For most of the last decade, the optical layer connecting data centers was an IT plumbing decision, delegated to network engineers and reviewed by executives only when something broke. That era is ending.
As AI training workloads outgrow the power available at any single site, hyperscalers are splitting mega-clusters across multiple campuses, cities, and regions, and stitching them back together with high-capacity optical links so they behave as one logical data center.
The connectivity choices being made right now, largely invisible to the CFO and the board, will determine which companies can scale AI infrastructure economically over the next decade and which will find themselves locked into constrained, expensive architectures.
Optical Networking Market Development
ABI Research forecasts that Open Line System, or OLS, scale-across revenue in the United States will climb from under $1 billion in 2026 to approximately $5 billion by 2035, a trajectory that reflects how quickly distributed AI infrastructure is becoming the default rather than the exception.
Hyperscalers will remain firmly in control of this build-out domestically, accounting for nearly 70 percent of OLS links deployed, which signals that the largest cloud platforms are treating optical interconnect as core infrastructure rather than an outsourced utility.
Europe tells a more instructive story about market maturity: hyperscalers' share of activated links there is expected to fall from 59 percent in 2026 to 44 percent in 2035 as Neocloud operators gain ground, with European revenue peaking around 2033 before the market settles.

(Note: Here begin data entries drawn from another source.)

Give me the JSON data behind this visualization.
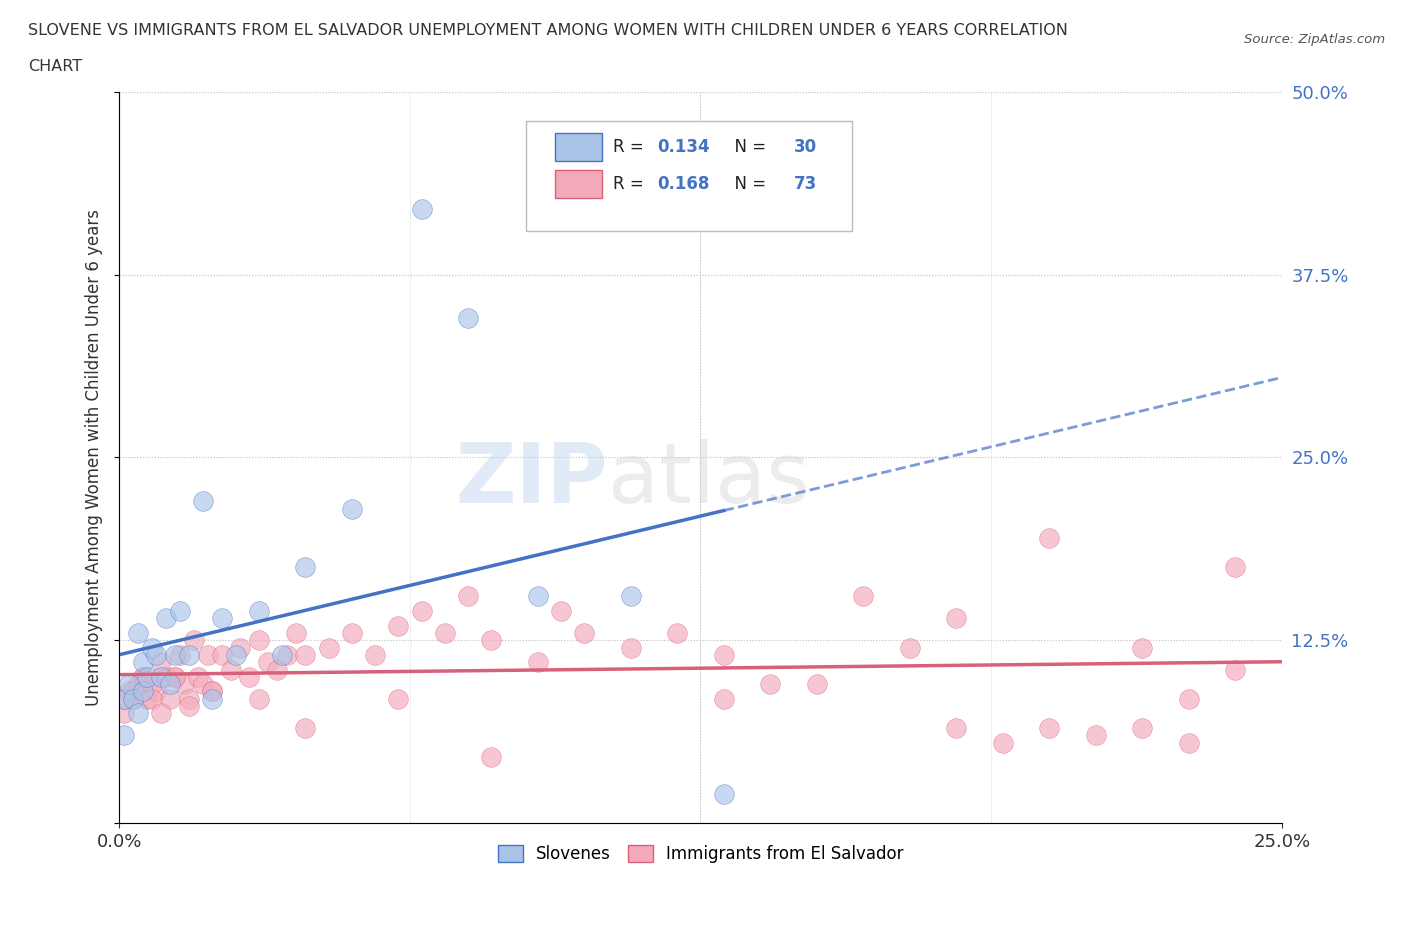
{
  "title_line1": "SLOVENE VS IMMIGRANTS FROM EL SALVADOR UNEMPLOYMENT AMONG WOMEN WITH CHILDREN UNDER 6 YEARS CORRELATION",
  "title_line2": "CHART",
  "source": "Source: ZipAtlas.com",
  "ylabel": "Unemployment Among Women with Children Under 6 years",
  "legend_label1": "Slovenes",
  "legend_label2": "Immigrants from El Salvador",
  "R1": 0.134,
  "N1": 30,
  "R2": 0.168,
  "N2": 73,
  "color1": "#aac4e8",
  "color2": "#f2aabb",
  "line_color1": "#4472c4",
  "line_color2": "#d9607a",
  "xmin": 0.0,
  "xmax": 0.25,
  "ymin": 0.0,
  "ymax": 0.5,
  "watermark_zip": "ZIP",
  "watermark_atlas": "atlas",
  "background_color": "#ffffff",
  "grid_color": "#cccccc",
  "slovene_x": [
    0.001,
    0.001,
    0.002,
    0.003,
    0.004,
    0.004,
    0.005,
    0.005,
    0.006,
    0.007,
    0.008,
    0.009,
    0.01,
    0.011,
    0.012,
    0.013,
    0.015,
    0.018,
    0.02,
    0.022,
    0.025,
    0.03,
    0.035,
    0.04,
    0.05,
    0.065,
    0.075,
    0.09,
    0.11,
    0.13
  ],
  "slovene_y": [
    0.085,
    0.06,
    0.095,
    0.085,
    0.13,
    0.075,
    0.09,
    0.11,
    0.1,
    0.12,
    0.115,
    0.1,
    0.14,
    0.095,
    0.115,
    0.145,
    0.115,
    0.22,
    0.085,
    0.14,
    0.115,
    0.145,
    0.115,
    0.175,
    0.215,
    0.42,
    0.345,
    0.155,
    0.155,
    0.02
  ],
  "salvador_x": [
    0.001,
    0.002,
    0.003,
    0.004,
    0.005,
    0.006,
    0.007,
    0.008,
    0.009,
    0.01,
    0.011,
    0.012,
    0.013,
    0.014,
    0.015,
    0.016,
    0.017,
    0.018,
    0.019,
    0.02,
    0.022,
    0.024,
    0.026,
    0.028,
    0.03,
    0.032,
    0.034,
    0.036,
    0.038,
    0.04,
    0.045,
    0.05,
    0.055,
    0.06,
    0.065,
    0.07,
    0.075,
    0.08,
    0.09,
    0.095,
    0.1,
    0.11,
    0.12,
    0.13,
    0.14,
    0.15,
    0.16,
    0.17,
    0.18,
    0.19,
    0.2,
    0.21,
    0.22,
    0.23,
    0.24,
    0.001,
    0.003,
    0.005,
    0.007,
    0.009,
    0.012,
    0.015,
    0.02,
    0.03,
    0.04,
    0.06,
    0.08,
    0.13,
    0.18,
    0.2,
    0.22,
    0.23,
    0.24
  ],
  "salvador_y": [
    0.075,
    0.09,
    0.085,
    0.095,
    0.1,
    0.085,
    0.095,
    0.09,
    0.11,
    0.1,
    0.085,
    0.1,
    0.115,
    0.095,
    0.085,
    0.125,
    0.1,
    0.095,
    0.115,
    0.09,
    0.115,
    0.105,
    0.12,
    0.1,
    0.125,
    0.11,
    0.105,
    0.115,
    0.13,
    0.115,
    0.12,
    0.13,
    0.115,
    0.135,
    0.145,
    0.13,
    0.155,
    0.125,
    0.11,
    0.145,
    0.13,
    0.12,
    0.13,
    0.115,
    0.095,
    0.095,
    0.155,
    0.12,
    0.14,
    0.055,
    0.065,
    0.06,
    0.065,
    0.055,
    0.105,
    0.085,
    0.09,
    0.1,
    0.085,
    0.075,
    0.1,
    0.08,
    0.09,
    0.085,
    0.065,
    0.085,
    0.045,
    0.085,
    0.065,
    0.195,
    0.12,
    0.085,
    0.175
  ]
}
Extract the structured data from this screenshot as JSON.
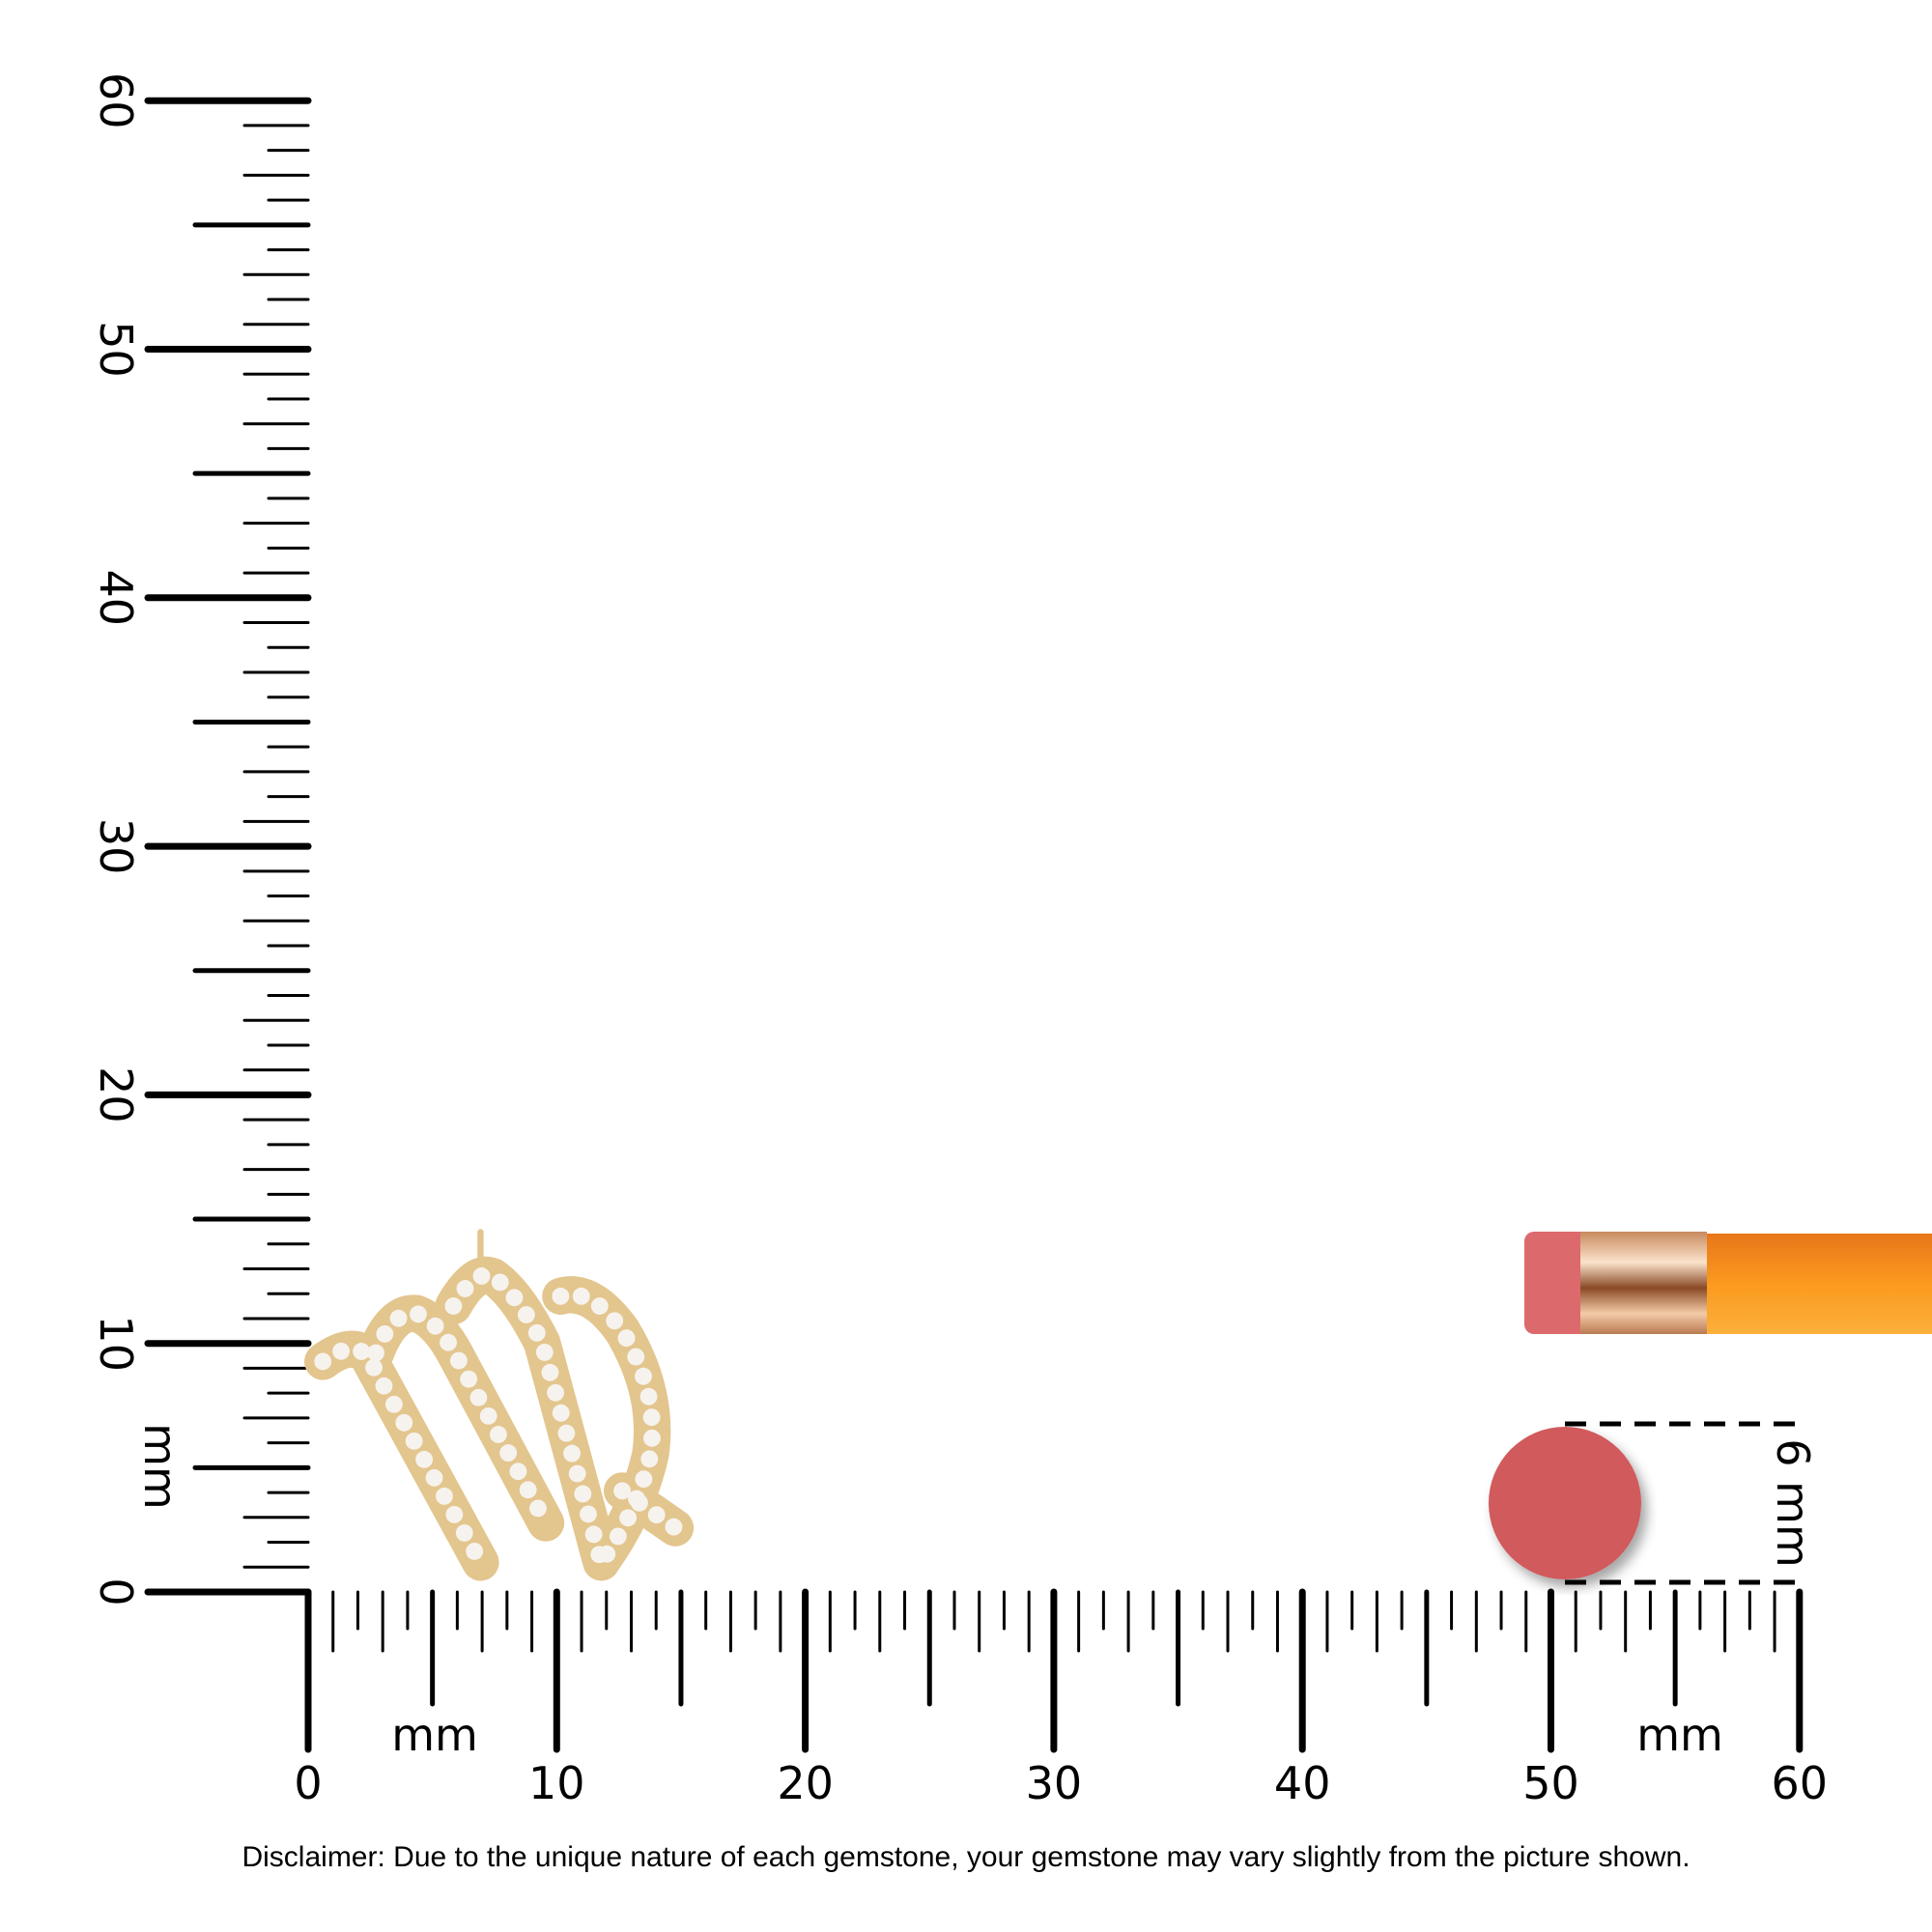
{
  "rulers": {
    "unit": "mm",
    "horizontal": {
      "labels": [
        "0",
        "10",
        "20",
        "30",
        "40",
        "50",
        "60"
      ],
      "unit_labels": [
        "mm",
        "mm"
      ],
      "max_mm": 60
    },
    "vertical": {
      "labels": [
        "0",
        "10",
        "20",
        "30",
        "40",
        "50",
        "60"
      ],
      "unit_label": "mm",
      "max_mm": 60
    }
  },
  "reference": {
    "eraser_dimension": "6 mm",
    "colors": {
      "eraser": "#d05a5c",
      "pencil": "#f7931e",
      "ferrule": "#d9a07a",
      "gold": "#e3c58e"
    }
  },
  "product": {
    "name": "virgo-pendant"
  },
  "disclaimer": "Disclaimer: Due to the unique nature of each gemstone, your gemstone may vary slightly from the picture shown."
}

That divergence matters strategically, because it shows a technology segment that starts hyperscaler-led does not necessarily stay that way once capacity and standards mature. On the vendor side, incumbents such as Cisco, Ciena, and Nokia continue to hold ground through scale and integration depth.
However, ABI Research identifies OLS specialists -- including Edgecore, Ekinops, PacketLight, and Smartoptics -- as well positioned to gain share as demand grows for disaggregated optical infrastructure built on open standards like OpenROADM, OpenConfig, OIF, and TIP.
Outlook for Optical Networking Investment Growth
The strategic lesson here has less to do with optical transport itself and more to do with how Applied-AI investment is quietly forcing a rethink of what counts as core IT infrastructure.
When Dimitris Mavrakis of ABI Research describes connectivity as a strategic differentiator rather than a supporting layer, he is describing a pattern that experienced technology buyers have seen before: a capability that starts as a back-office concern becomes a source of competitive advantage or constraint once scale and complexity cross a threshold.
Power availability, not chip supply, is now the binding constraint on where AI compute gets built, and that reality is pushing infrastructure decisions into geographies and architectures that were not designed with this workload in mind.
Any enterprise or hyperscaler betting its AI roadmap on a single-site model is making an implicit bet that power, grid connection timelines, and real estate will cooperate. The data suggests otherwise.
For CIOs and infrastructure leaders evaluating cloud and colocation partners, the open standards trend deserves particular attention. A market moving toward OpenROADM, OpenConfig, and multi-vendor interoperability is a market that is trying to avoid repeating the vendor lock-in mistakes of earlier networking cycles.
That should factor directly into how buyers negotiate long-term capacity commitments and how they assess a provider's architectural flexibility, not just its current price per gigabit.
The point about orchestration software becoming the next competitive battleground, rather than photonic hardware alone, is worth considering. It suggests the tech vendors and cloud providers who win this decade will be the ones who can manage low-latency control across geographically distributed infrastructure, not simply the ones who can lay the most fiber.
That being said, I believe the broader takeaway for senior leadership is this: distributed does not have to mean fragmented, but only if the connectivity strategy is treated as a first-order design decision rather than an afterthought.
Chief executives approving multi-year AI infrastructure investments should be asking their CIO how power constraints are shaping site selection today, and whether the optical architecture underneath those decisions is flexible enough to adapt toward the more distributed, multi-vendor landscape later in the decade.